Avoid using too many shortcuts, abbreviations and slang (especially when talking to older colleagues). Spell out your words and complete your sentences. This way, you won't leave much room for misinterpretation in terms of tone and what you really mean. If you prefer to sound friendly and approachable, you may opt to add a smiley or emoji (used sparingly) and be sure to add a "Good morning/afternoon/evening!" to seem more upbeat.


4. "Please reply"

When you ask a question, the receiver already knows that you're expecting a response. Allow them some time to formulate a proper reply, and if you need to follow up, phrase it with some consideration. If there's a time constraint, make sure to indicate that in your message and include the consquence of a late response. Example: "Hoping to hear back from you by 11 a.m. tomorrow, as tickets will only be available until then." There, simple, clear and concise.

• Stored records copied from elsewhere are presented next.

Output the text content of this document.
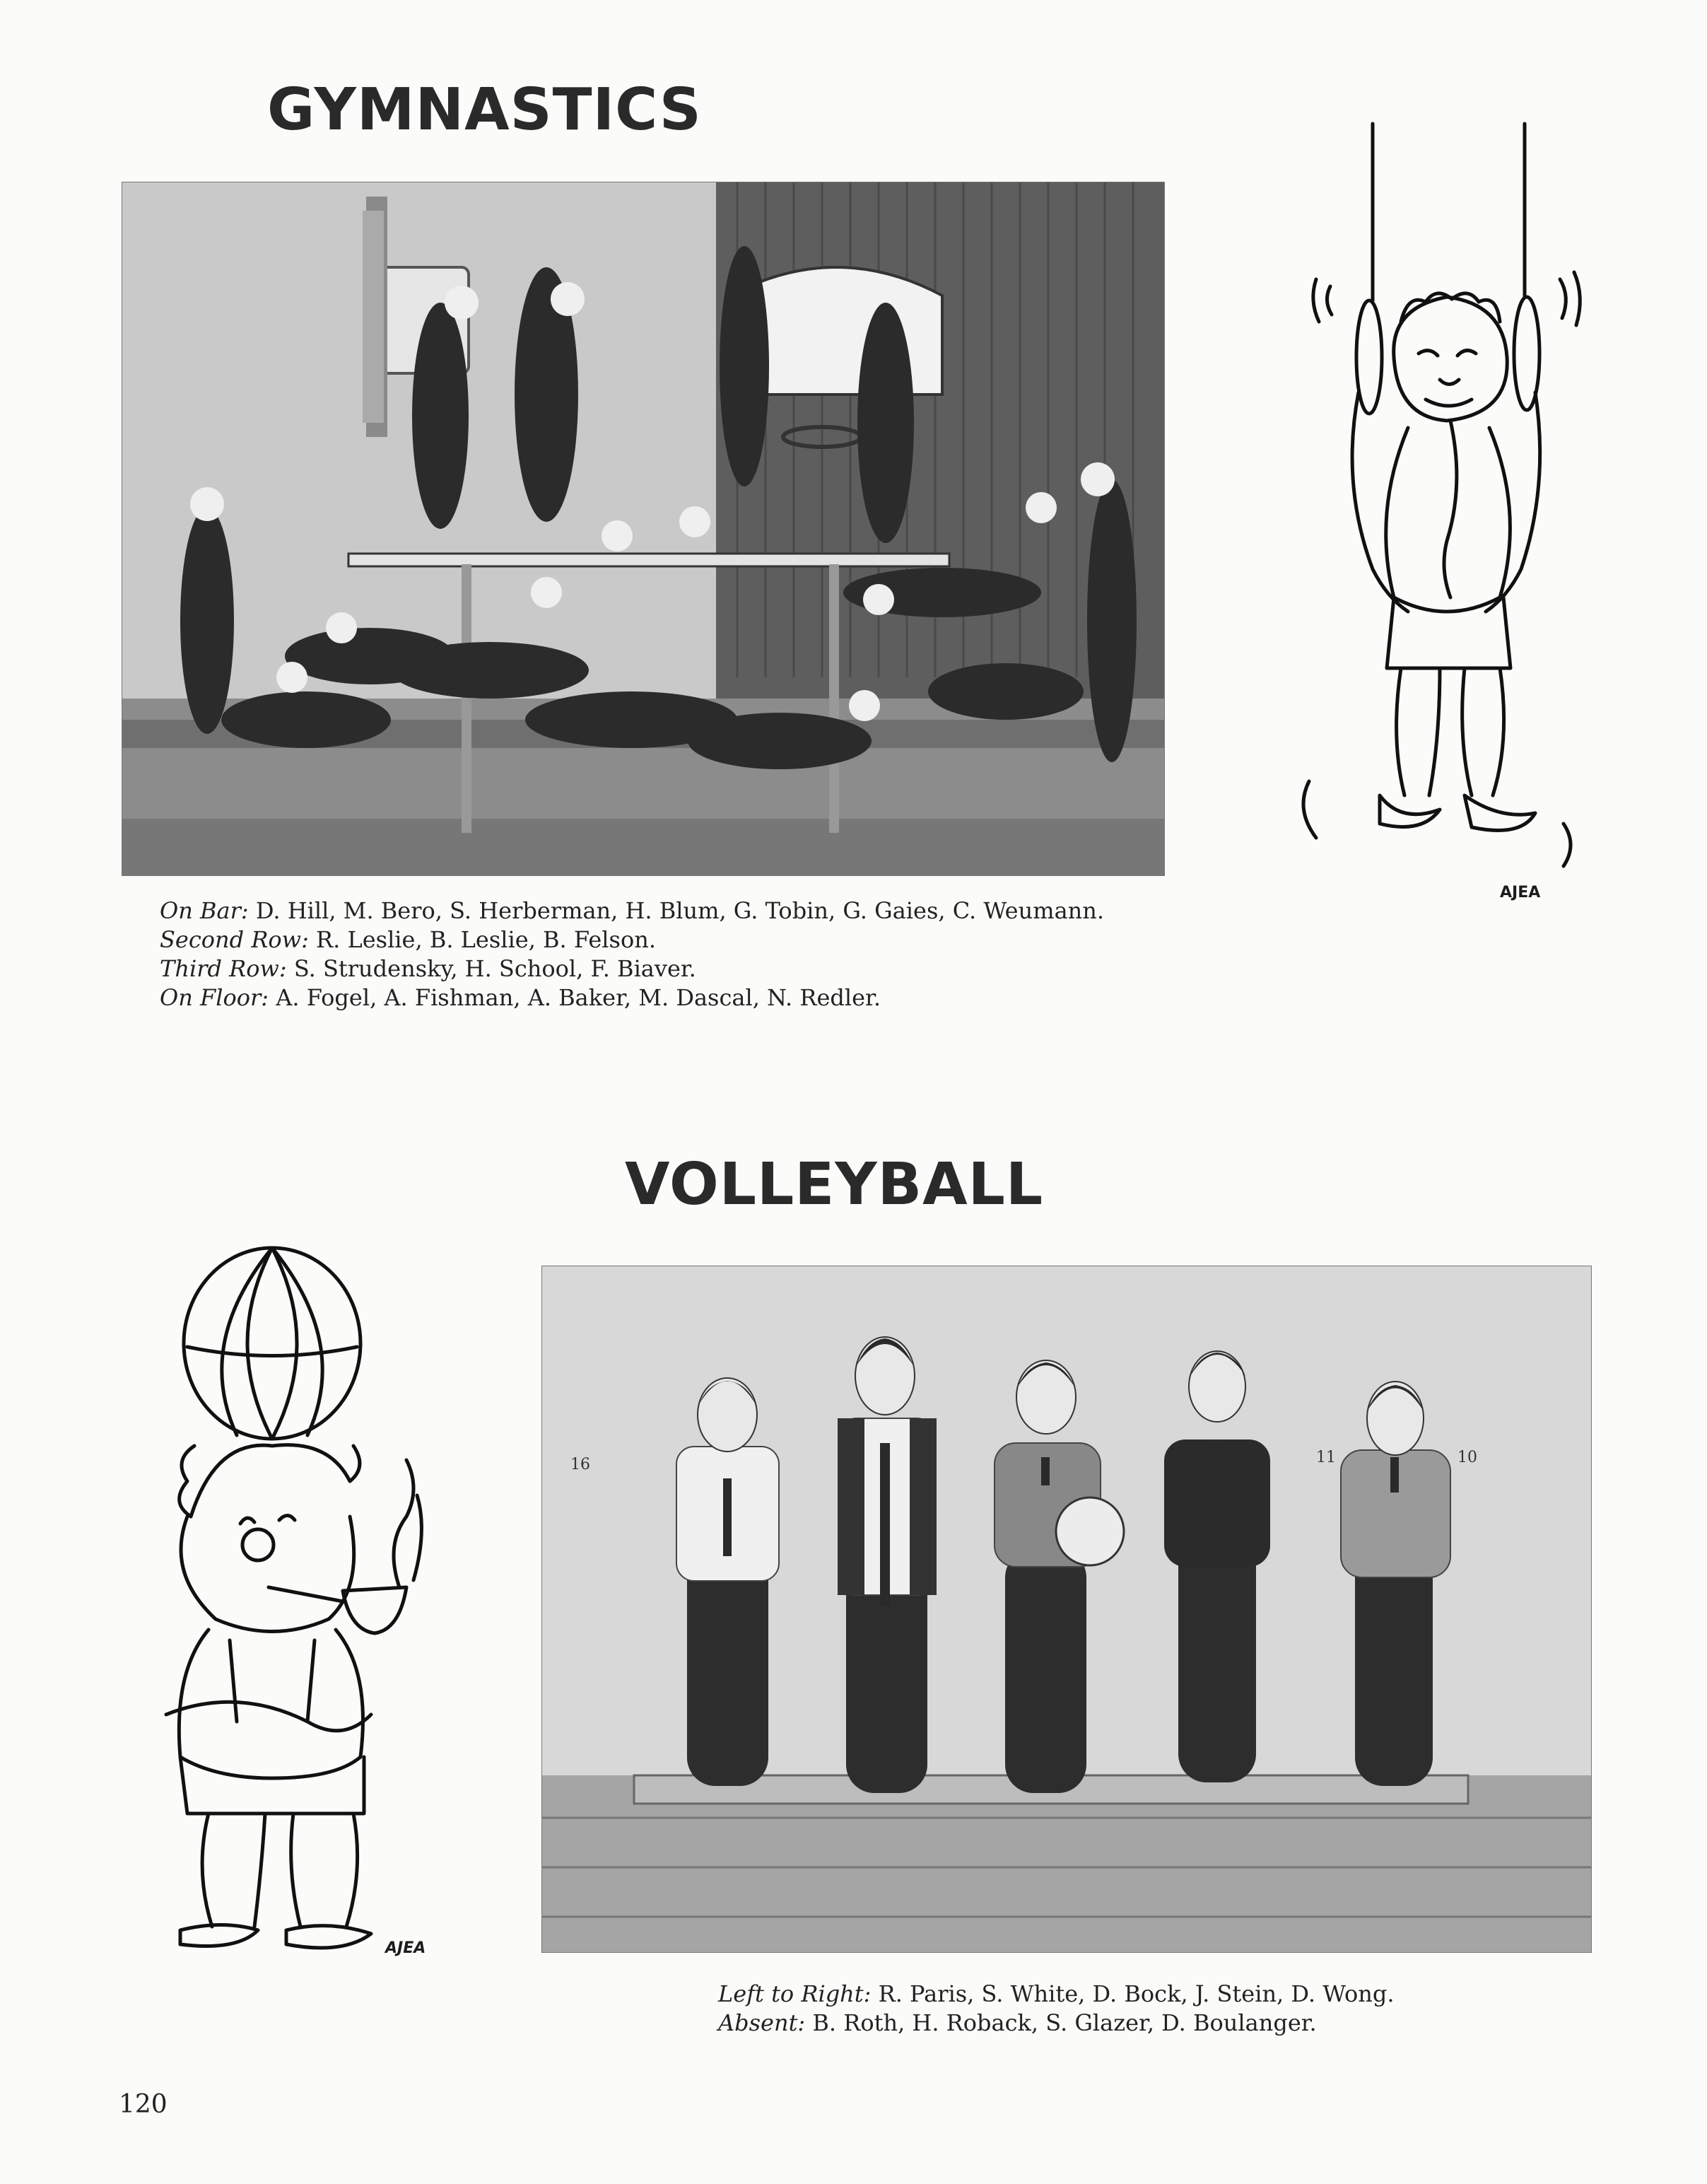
GYMNASTICS
On Bar: D. Hill, M. Bero, S. Herberman, H. Blum, G. Tobin, G. Gaies, C. Weumann.
Second Row: R. Leslie, B. Leslie, B. Felson.
Third Row: S. Strudensky, H. School, F. Biaver.
On Floor: A. Fogel, A. Fishman, A. Baker, M. Dascal, N. Redler.
AJEA
VOLLEYBALL
AJEA
16	11	10
Left to Right: R. Paris, S. White, D. Bock, J. Stein, D. Wong.
Absent: B. Roth, H. Roback, S. Glazer, D. Boulanger.
120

5. "Hi, please send the cost estimate by Monday" *sends at 2 a.m.*

If it can wait until office hours, then do so. Most people get notified by message alert tones and if it's not urgent, you don't want to wake your colleague up for it. Work-life balance isn't a trend, it's the key to keeping your office productive and your co-workers happy. This doesn't just apply to work but even when shopping online. Most small and online businesses go above and beyond for customers to make a sale, so they'll always reply as soon as they can. But unless they specifiy that it's a 24-hour customer service line, avoid calling and messaging at odd hours to be considerate of their schedules, too.